What is the best way to show that the conjunction of the above formulas is satisfiable in an arbitrary structure with finite domain?

Remark: On the other hand there is both a counterexample and a satisfying interpretation in an infinite domain, namely the set of natural numbers. Counterexample: interpret $A$ as $\geq$ over $\mathbb{N}$. Satisfying interpretation: interpret $A$ as $\leq$ over $\mathbb{N}$. (Correct me if I am wrong here).

Thanks in advance!

Answer 1

Use $xAy$ for $A(x,y),$ and your first two axioms are reflexivity and transitivity.
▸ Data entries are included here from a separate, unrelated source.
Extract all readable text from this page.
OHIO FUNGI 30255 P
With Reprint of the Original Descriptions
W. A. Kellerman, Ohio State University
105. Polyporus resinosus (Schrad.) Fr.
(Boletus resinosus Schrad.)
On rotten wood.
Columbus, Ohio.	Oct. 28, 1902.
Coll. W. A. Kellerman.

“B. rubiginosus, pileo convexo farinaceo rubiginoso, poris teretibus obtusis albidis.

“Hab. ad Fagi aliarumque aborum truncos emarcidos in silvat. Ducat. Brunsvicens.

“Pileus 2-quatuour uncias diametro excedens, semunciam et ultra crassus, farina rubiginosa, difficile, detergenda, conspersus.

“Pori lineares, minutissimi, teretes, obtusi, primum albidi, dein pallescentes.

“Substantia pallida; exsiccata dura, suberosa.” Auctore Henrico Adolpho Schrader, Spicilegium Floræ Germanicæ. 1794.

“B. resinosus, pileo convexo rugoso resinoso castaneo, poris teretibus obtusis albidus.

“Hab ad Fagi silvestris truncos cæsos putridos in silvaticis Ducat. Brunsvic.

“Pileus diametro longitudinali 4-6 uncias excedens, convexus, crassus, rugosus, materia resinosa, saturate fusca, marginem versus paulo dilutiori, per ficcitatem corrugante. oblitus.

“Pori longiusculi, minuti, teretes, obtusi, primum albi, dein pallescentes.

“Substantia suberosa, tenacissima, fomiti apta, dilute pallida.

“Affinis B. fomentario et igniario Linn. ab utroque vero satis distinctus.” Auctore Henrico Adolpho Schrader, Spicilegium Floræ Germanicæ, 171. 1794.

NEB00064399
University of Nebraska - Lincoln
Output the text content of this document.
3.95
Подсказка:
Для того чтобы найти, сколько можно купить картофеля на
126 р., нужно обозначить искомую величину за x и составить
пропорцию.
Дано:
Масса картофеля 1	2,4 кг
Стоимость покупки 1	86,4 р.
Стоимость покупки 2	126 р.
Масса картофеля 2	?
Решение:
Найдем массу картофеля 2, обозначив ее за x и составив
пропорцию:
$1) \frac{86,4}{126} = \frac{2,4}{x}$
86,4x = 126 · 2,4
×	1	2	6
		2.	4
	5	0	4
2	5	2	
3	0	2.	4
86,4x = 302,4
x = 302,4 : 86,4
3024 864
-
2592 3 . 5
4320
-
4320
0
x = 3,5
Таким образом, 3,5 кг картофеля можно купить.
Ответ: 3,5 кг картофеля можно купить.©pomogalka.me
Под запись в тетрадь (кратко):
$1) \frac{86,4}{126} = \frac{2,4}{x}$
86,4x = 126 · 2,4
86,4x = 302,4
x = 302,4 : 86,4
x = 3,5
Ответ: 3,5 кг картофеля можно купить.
You may as well take the assumption of the third formula as another axiom, i.e. that $A$ is "connected": any two elements may be compared, and ask about whether there has to be a maximal element in the (finite) set.

Now take a maximal chain (with distinct $b_j$) $$b_1A b_2 A b_3\cdots b_{n-1}A b_n.$$ If the $b_j$ are all the elements of the finite set you're done. Otherwise let $x$ be another element which is not one of the $b_j$. Now by connectedness either $xAb_1$ or $b_1Ax.$ The first of these would make a longer chain, so that doesn't hold, and we have $b_1Ax.$ Now look at $x$ and $b_2$ If it happened that $xAb_2$ we could insert $x$ between $b_1$ and $b_2$ and get a longer chain, (transitivity is used) contradicting longest chain choice. So in fact $b_2Ax$. Continuing along we finally will reach $b_nAx$ and the $x$ gets tacked onto the end of the (maximal) $b_j$ chain for another contradiction.